Dans 20 ans, les petites huttes en bois auront toute disparu, la jungle sera balafrée par des cordons d’asphalte et la côte sera recouverte d’hôtels gigantesques avec piscine à débordement et cocktails alcoolisés. La Thaïlande sera passée du stade de tigre asiatique à celui de pays développé. Les riches Chinois auront envahi la place et les routards seront partis explorer d’autres lieux vierges et perdus.

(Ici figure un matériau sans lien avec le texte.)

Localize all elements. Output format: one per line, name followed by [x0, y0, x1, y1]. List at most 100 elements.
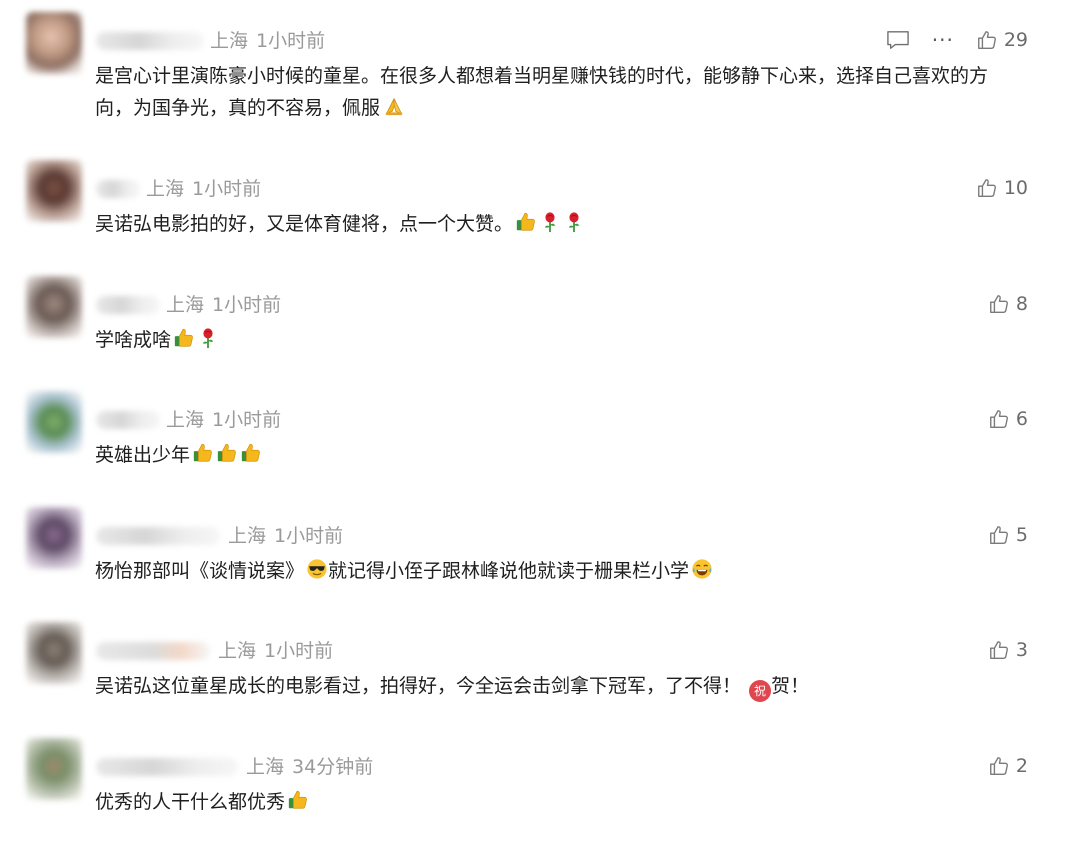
comment-location: 上海 [246, 756, 285, 778]
rose-emoji [539, 211, 561, 233]
comment-meta: 上海 1小时前 [210, 29, 325, 53]
comment-time: 1小时前 [264, 640, 334, 662]
thumbs-up-emoji [240, 442, 262, 464]
comment-text-content: 优秀的人干什么都优秀 [95, 791, 286, 813]
comment-meta: 上海 1小时前 [166, 408, 281, 432]
comment-meta: 上海 1小时前 [228, 524, 343, 548]
comment-actions: 6 [988, 407, 1028, 431]
like-button[interactable]: 5 [988, 523, 1028, 547]
comment-item: 上海 1小时前 10 吴诺弘电影拍的好，又是体育健将，点一个大赞。 [0, 160, 1080, 270]
sunglasses-emoji [306, 558, 328, 580]
more-dots-icon[interactable]: ··· [932, 30, 954, 50]
avatar[interactable] [26, 507, 82, 569]
comment-text: 学啥成啥 [95, 324, 1035, 356]
username-blurred[interactable] [96, 527, 220, 545]
thumbs-up-outline-icon [976, 177, 998, 199]
comment-text-content: 杨怡那部叫《谈情说案》 [95, 560, 305, 582]
thumbs-up-outline-icon [988, 408, 1010, 430]
comment-actions: 3 [988, 638, 1028, 662]
comment-meta: 上海 1小时前 [166, 293, 281, 317]
rose-emoji [563, 211, 585, 233]
comment-meta: 上海 1小时前 [218, 639, 333, 663]
avatar[interactable] [26, 12, 82, 74]
thumbs-up-emoji [173, 327, 195, 349]
username-blurred[interactable] [96, 32, 204, 50]
like-count: 10 [1003, 177, 1028, 199]
thumbs-up-outline-icon [988, 524, 1010, 546]
comment-time: 1小时前 [212, 409, 282, 431]
comment-text-content: 英雄出少年 [95, 444, 191, 466]
congrats-badge-emoji: 祝 [749, 680, 772, 702]
username-blurred[interactable] [96, 180, 140, 198]
avatar[interactable] [26, 622, 82, 684]
username-blurred[interactable] [96, 296, 160, 314]
rose-emoji [197, 327, 219, 349]
comment-location: 上海 [228, 525, 267, 547]
comment-time: 34分钟前 [292, 756, 374, 778]
comment-item: 上海 1小时前 5 杨怡那部叫《谈情说案》 就记得小侄子跟林峰说他就读于栅果栏小学 [0, 507, 1080, 617]
thumbs-up-outline-icon [976, 29, 998, 51]
comment-text-content: 就记得小侄子跟林峰说他就读于栅果栏小学 [328, 560, 690, 582]
pray-emoji [382, 95, 406, 117]
username-blurred[interactable] [96, 642, 210, 660]
comment-actions: ··· 29 [886, 28, 1028, 52]
comment-text: 是宫心计里演陈豪小时候的童星。在很多人都想着当明星赚快钱的时代，能够静下心来，选… [95, 60, 1025, 124]
comment-text: 英雄出少年 [95, 439, 1035, 471]
comment-time: 1小时前 [212, 294, 282, 316]
comment-location: 上海 [218, 640, 257, 662]
thumbs-up-emoji [287, 789, 309, 811]
comment-meta: 上海 1小时前 [146, 177, 261, 201]
thumbs-up-outline-icon [988, 755, 1010, 777]
comment-meta: 上海 34分钟前 [246, 755, 373, 779]
comment-actions: 5 [988, 523, 1028, 547]
like-count: 2 [1015, 755, 1028, 777]
comment-text: 优秀的人干什么都优秀 [95, 786, 1035, 818]
like-button[interactable]: 29 [976, 28, 1028, 52]
comment-time: 1小时前 [274, 525, 344, 547]
reply-icon[interactable] [886, 29, 910, 51]
like-count: 8 [1015, 293, 1028, 315]
comment-text-content: 贺！ [771, 675, 810, 697]
comment-item: 上海 34分钟前 2 优秀的人干什么都优秀 [0, 738, 1080, 848]
comment-item: 上海 1小时前 6 英雄出少年 [0, 391, 1080, 501]
comment-text-content: 吴诺弘这位童星成长的电影看过，拍得好，今全运会击剑拿下冠军，了不得！ [95, 675, 742, 697]
comment-item: 上海 1小时前 3 吴诺弘这位童星成长的电影看过，拍得好，今全运会击剑拿下冠军，了… [0, 622, 1080, 732]
comment-text-content: 吴诺弘电影拍的好，又是体育健将，点一个大赞。 [95, 213, 514, 235]
comment-text: 杨怡那部叫《谈情说案》 就记得小侄子跟林峰说他就读于栅果栏小学 [95, 555, 1035, 587]
comment-text: 吴诺弘电影拍的好，又是体育健将，点一个大赞。 [95, 208, 1035, 240]
comment-actions: 10 [976, 176, 1028, 200]
avatar[interactable] [26, 738, 82, 800]
comment-actions: 8 [988, 292, 1028, 316]
like-button[interactable]: 3 [988, 638, 1028, 662]
thumbs-up-outline-icon [988, 639, 1010, 661]
username-blurred[interactable] [96, 411, 160, 429]
like-count: 6 [1015, 408, 1028, 430]
like-button[interactable]: 2 [988, 754, 1028, 778]
thumbs-up-emoji [515, 211, 537, 233]
comment-text-content: 学啥成啥 [95, 329, 172, 351]
avatar[interactable] [26, 391, 82, 453]
comment-item: 上海 1小时前 ··· 29 是宫心计里演陈豪小时候的童星。在很多人都想着当明星赚… [0, 12, 1080, 122]
comment-location: 上海 [166, 294, 205, 316]
comment-time: 1小时前 [256, 30, 326, 52]
like-button[interactable]: 10 [976, 176, 1028, 200]
laugh-cry-emoji [691, 558, 713, 580]
like-count: 29 [1003, 29, 1028, 51]
comment-time: 1小时前 [192, 178, 262, 200]
thumbs-up-emoji [192, 442, 214, 464]
comment-text: 吴诺弘这位童星成长的电影看过，拍得好，今全运会击剑拿下冠军，了不得！ 祝贺！ [95, 670, 1035, 702]
like-button[interactable]: 8 [988, 292, 1028, 316]
comment-location: 上海 [146, 178, 185, 200]
comment-text-content: 是宫心计里演陈豪小时候的童星。在很多人都想着当明星赚快钱的时代，能够静下心来，选… [95, 65, 989, 119]
avatar[interactable] [26, 276, 82, 338]
comment-item: 上海 1小时前 8 学啥成啥 [0, 276, 1080, 386]
avatar[interactable] [26, 160, 82, 222]
comment-location: 上海 [166, 409, 205, 431]
comment-location: 上海 [210, 30, 249, 52]
thumbs-up-outline-icon [988, 293, 1010, 315]
like-count: 3 [1015, 639, 1028, 661]
like-count: 5 [1015, 524, 1028, 546]
like-button[interactable]: 6 [988, 407, 1028, 431]
thumbs-up-emoji [216, 442, 238, 464]
username-blurred[interactable] [96, 758, 238, 776]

En attendant, le petit coin de paradis que nous trouvons à la pointe que de cette minuscule île (21 km2) est le havre de paix que nous souhaitons trouver après 15 jours dans la jungle urbaine.

Elle est surtout peuplée de plongeurs dont la principale qualité est de passer leurs journées dans l’eau, nous laissant parfaitement tranquilles sur la plage.

Jeudi 7 août

Mon goût prononcé pour la position allongé dans un hamac et la forte présence de l’arbre à noix de coco me désigne comme une victime potentielle de la théorie de Newton

Alors que nous passions du temps parmi les éléphants, des panneaux rappelaient d’éviter de tenir l’appareil photo dans la même main que la canne à sucre. Conseil judicieux. La trompe de l’éléphant est précise et puissante.

Ici, l’autre conseil prodigué par la petite brochure de bienvenue sur l’île est d’éviter de faire la sieste à l’ombre des cocotiers. Ca paraît être plein de bon sens mais c’est assez difficile à respecter. Mon goût prononcé pour la position allongé dans un hamac et la forte présence de l’arbre à noix de coco me désigne comme une victime potentielle de la théorie de Newton. Il faut bien mourir un jour. Face à la bien nommée Sharks island, bercé par le bruit des vagues et la brise tropicale, ça a plus de classe qu’au fond d’un lit d’hôpital abattu lentement par un cancer.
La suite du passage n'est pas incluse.